14:55 the given statement was used one line below.

good writing, good explanations. you do an excellent job!

Hi Michael, I love both your channels. Here's a more direct proof that the centralizer is a subgroup without first showing that inverses are in the group. Let a, b in C_G(S). Then consider sa = as sab^-1 = as b^-1 sab^-1 = a(b^-1 b)sb^-1 sab^-1 = (ab^-1) s (b b^-1) [since b in C_G(S)] And so we have s(ab^-1) = (ab^-1) s, so ab^-1 in C_G(S).

Hello Mr. Penn. I have been watching your first channel since I was in high school and now that I'm taking BS Math, I find this other channel of yours to be extremely helpful. Thank you. I hope that you'll have a playlist here devoted to Advanced Calculus/Mathematicsl Analysis/Real Analysis.

The statement of the result at 15:25 is slightly wrong: not every element of a group can have order 2 because the identity always has order 1. you can fix it by writing either "If ord(g)=2 for all non-identity elements gϵG then..." or alternatively "If g^2 = e for all gϵG then..." (or with fancier terminology it can also be stated as "If G has exponent 2 then...")

Please update the diff eqq playlist

24:55 If G is finite and H is a non-empty subset, then it's enough to show that for all a,b in H, we have that also is in H, isn't it?! Because that implies that for all a in H, all natural powers of a also are in H. And that in turn implies that both the neutral element and the inverse element of every element also are in H.

I'm stuck with the first warm uo question: Since g^10 = e, ord(g) divides 10, the possible candidates for ord(g) are 1,2,5,10. We can immediately see that 1 and 2 are impossible (they would both contradict g^2 ≠ e). But I can't find an argument as to why ord(g) is 5 or cannot be 5. (My first idea was to somehow use that g^3 and g^8 are a multiplication of g^5 apart, but I couldn't follow anything from this.) The cyclic groups G=Z_5 and G=Z_10 with addition modulo 5 or 10 respectively (identity = 0) and g=1 both satisfy all conditions but in one case the order of 1 os 5 and in the other it's 10. Is there not enough information or am I missing something?

CG(empty set) = NG(empty set)=G... because all values vacuously satisfy the conditions

Hi Michael, love your lectures. Do you plan to make a series on Galois theory in the future (possibly building up to the proof of the Abel-Ruffini Theorem)?

Is it not more usually the case that only left identity and left inverse is defined and it is then proven that these are the same as the right identity and right

In which video do you talk about orders of a group and order of an element?

34:57 I might be wrong but i think {e, sr} and {e, sr²} are not groups: sr • sr = r², which is not in the group sr² • sr² = r, which is not in the group can someone correct me if im wrong?

At 17:00 it would have been much quicker to just apply the result that was proven before.

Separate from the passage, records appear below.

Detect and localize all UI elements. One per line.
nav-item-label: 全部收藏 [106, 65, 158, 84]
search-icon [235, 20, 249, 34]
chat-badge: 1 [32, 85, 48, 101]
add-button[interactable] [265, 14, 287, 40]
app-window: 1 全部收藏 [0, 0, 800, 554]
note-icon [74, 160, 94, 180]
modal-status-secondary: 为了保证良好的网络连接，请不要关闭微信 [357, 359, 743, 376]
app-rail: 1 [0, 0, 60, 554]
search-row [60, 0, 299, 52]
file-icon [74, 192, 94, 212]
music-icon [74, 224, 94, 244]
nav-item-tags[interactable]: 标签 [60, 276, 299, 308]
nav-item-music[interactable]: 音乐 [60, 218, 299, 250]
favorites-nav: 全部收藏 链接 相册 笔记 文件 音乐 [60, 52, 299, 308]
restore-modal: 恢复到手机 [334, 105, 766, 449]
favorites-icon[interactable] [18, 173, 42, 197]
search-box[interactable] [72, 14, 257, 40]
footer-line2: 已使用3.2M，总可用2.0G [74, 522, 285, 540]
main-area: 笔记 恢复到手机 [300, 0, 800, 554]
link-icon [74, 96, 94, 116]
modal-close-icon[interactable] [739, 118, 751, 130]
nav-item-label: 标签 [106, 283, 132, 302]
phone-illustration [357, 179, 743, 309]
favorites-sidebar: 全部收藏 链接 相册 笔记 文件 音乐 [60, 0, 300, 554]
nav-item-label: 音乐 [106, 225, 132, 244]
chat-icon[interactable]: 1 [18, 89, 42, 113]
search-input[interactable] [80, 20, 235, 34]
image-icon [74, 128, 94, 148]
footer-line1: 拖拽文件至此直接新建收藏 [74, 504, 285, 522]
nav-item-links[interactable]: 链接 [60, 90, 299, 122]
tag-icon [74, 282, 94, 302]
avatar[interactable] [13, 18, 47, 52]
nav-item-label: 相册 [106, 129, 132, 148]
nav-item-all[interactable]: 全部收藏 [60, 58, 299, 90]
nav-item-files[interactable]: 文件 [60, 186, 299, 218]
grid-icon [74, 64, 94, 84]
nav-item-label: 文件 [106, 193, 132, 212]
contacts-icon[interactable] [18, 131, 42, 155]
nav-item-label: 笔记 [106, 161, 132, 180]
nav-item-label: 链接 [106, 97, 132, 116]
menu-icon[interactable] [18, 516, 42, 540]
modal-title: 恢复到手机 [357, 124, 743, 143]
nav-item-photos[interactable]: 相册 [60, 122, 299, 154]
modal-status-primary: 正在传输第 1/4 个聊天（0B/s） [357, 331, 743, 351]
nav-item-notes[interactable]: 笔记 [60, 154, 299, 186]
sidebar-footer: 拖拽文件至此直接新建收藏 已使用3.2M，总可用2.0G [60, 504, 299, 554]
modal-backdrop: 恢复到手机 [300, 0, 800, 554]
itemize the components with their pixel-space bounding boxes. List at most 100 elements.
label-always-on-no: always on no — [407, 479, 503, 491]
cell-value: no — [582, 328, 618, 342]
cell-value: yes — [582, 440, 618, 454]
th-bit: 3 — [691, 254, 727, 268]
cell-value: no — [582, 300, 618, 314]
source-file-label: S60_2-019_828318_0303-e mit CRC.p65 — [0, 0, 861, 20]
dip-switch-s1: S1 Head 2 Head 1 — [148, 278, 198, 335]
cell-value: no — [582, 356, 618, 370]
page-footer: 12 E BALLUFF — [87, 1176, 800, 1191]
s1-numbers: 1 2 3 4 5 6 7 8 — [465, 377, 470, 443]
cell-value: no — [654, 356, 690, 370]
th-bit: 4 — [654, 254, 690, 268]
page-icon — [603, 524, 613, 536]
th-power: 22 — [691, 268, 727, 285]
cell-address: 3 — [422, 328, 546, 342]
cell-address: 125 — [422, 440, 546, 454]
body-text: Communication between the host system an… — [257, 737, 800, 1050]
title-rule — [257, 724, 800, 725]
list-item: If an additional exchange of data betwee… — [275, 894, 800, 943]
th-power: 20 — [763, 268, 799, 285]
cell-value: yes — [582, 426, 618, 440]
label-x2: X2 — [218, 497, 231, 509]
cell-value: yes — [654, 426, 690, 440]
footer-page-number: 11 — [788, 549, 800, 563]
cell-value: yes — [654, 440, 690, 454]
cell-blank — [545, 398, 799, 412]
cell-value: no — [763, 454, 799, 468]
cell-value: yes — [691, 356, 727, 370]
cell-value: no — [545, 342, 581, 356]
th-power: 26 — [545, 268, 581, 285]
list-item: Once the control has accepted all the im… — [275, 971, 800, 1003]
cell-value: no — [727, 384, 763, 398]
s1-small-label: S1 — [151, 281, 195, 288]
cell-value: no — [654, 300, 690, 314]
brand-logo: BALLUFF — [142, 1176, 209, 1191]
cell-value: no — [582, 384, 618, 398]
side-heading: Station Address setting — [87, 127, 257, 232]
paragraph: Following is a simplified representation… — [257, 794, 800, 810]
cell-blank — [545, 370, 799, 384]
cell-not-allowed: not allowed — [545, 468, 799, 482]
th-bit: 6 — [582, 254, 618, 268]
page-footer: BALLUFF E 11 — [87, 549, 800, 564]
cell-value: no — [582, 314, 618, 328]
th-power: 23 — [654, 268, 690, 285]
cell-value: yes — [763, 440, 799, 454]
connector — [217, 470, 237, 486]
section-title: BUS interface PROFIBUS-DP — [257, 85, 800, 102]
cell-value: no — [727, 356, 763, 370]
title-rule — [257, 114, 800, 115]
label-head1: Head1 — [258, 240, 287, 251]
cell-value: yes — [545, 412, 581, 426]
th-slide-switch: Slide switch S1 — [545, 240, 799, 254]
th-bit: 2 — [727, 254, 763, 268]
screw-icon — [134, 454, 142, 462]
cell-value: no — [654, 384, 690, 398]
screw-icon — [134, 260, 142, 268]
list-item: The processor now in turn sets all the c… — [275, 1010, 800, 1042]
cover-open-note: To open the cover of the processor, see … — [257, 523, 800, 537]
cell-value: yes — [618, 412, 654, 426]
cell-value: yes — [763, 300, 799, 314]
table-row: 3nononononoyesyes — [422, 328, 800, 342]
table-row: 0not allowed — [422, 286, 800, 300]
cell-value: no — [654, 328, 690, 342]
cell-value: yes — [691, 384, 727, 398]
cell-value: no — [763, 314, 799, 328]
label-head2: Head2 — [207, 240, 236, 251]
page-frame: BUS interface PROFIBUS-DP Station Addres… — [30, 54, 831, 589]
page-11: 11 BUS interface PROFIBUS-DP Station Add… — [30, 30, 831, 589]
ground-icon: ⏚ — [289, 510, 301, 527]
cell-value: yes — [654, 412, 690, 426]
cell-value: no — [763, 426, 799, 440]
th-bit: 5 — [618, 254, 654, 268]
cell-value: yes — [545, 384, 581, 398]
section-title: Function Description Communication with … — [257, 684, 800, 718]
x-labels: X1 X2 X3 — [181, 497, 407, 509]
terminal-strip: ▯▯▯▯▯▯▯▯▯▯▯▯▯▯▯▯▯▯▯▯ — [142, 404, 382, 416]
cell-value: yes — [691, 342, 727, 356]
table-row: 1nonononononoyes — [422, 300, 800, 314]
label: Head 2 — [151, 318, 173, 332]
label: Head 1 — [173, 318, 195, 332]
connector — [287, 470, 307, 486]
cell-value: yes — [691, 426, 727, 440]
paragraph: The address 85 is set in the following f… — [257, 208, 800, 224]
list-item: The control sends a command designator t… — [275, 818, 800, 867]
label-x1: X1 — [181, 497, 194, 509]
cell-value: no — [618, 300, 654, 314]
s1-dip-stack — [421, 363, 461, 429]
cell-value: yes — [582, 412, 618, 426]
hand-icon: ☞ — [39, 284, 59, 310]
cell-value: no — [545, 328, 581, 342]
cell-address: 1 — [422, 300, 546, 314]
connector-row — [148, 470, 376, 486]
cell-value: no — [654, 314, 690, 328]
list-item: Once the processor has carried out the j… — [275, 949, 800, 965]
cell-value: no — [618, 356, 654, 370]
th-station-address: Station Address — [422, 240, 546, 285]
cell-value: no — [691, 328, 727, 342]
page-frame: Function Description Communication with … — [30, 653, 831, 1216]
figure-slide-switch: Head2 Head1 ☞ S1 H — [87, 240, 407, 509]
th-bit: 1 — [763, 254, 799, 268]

I mean it's not a big deal, but still, I'm lazy :p

30:37 LOL'd irl

oh man, I immediately recognized: third semester in Germany 🙂

40:20 It looks like something happened where the proof the Normalizer is a group accidentally got cut off

😊 Also, first

kzbin.info/www/bejne/ip-6qpuDpLmraas I think it's a detail, but it's important to use the non-emptiness of H in the proof of this theorem. All we showed here is that whenever a, b∈H, then there are some specific elements that are also in H, but this says nothing about the existence of them (in other words, all of these statements could be vacuously true). Using the fact that H is non-empty, then there is some h∈H, and because of the proposition in the theorem, then hh⁻¹ = e∈H, which then ensures that H has an identity.